MEDIA PA – More than $23 million has been set aside by the Pennsylvania Department of Transportation to pay for the coming winter’s road maintenance operations in Montgomery, Chester, Bucks, Delaware, and Philadelphia counties, an agency official reported Wednesday (Nov. 3, 2021).

PennDOT’s fleet for the five-county District 6 region in southeastern PA consists of 182 state snow trucks and 254 private contractor trucks, that in the 2021-2022 season are prepared if needed to spread 124,000 tons of salt on hand. “Whatever the weather brings this winter to the Philadelphia region, PennDOT will be ready,” Maintenance Manager Tony Goreski declared.
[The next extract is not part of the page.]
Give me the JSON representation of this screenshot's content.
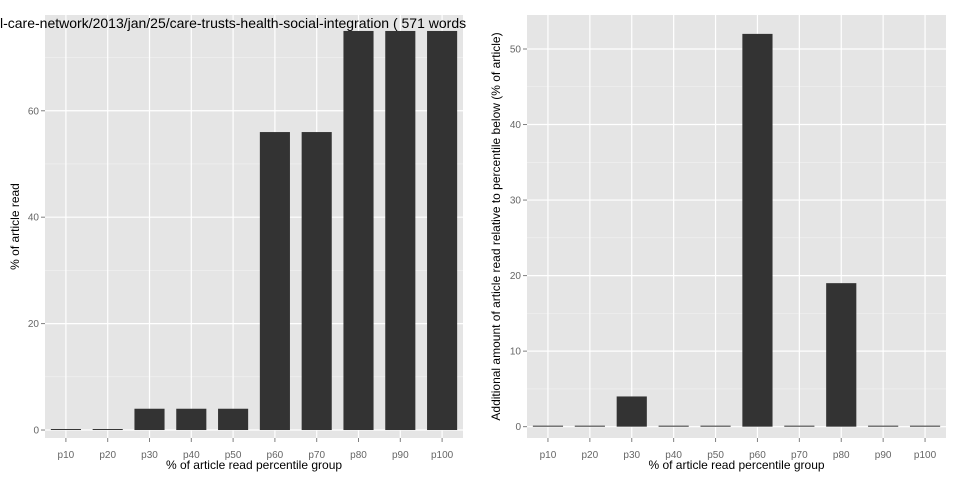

District crews are responsible for clearing more than 11,000 snow-lane miles on state highways, the agency said. A snow-lane is calculated as the miles of road multiplied by the number of lanes, which means a one-mile section of four-lane roadway would equal four snow-lane miles. The number of contractor trucks and materials used for each event is determined by the severity of each storm.

Equipment operators “have an enormous amount of responsibility” during a storm, Goreski observed. Besides efficiently plowing snow, they also monitor computers that control the flow of salt, track pavement temperatures, and watch for traffic and possible roadside obstacles.

Agreeing to assist this winter across the region are 91 municipalities that will salt and plow specified state roads representing more than 3,400 snow lane miles.

When severe weather hits, PennDOT’s acknowledged its first focus is on interstates, expressways like U.S. Route 422 through western Montgomery County, and other major routes. Equipment may be redirected to those highways during significant winter events.

Drivers who encounter a snowplow on the roadway should slow down and stay at least six car-lengths behind the plow to ensure safety, PennDOT advised. It also added that drivers should never pass a snowplow, because plow blades are wider than trucks to which they’re attached.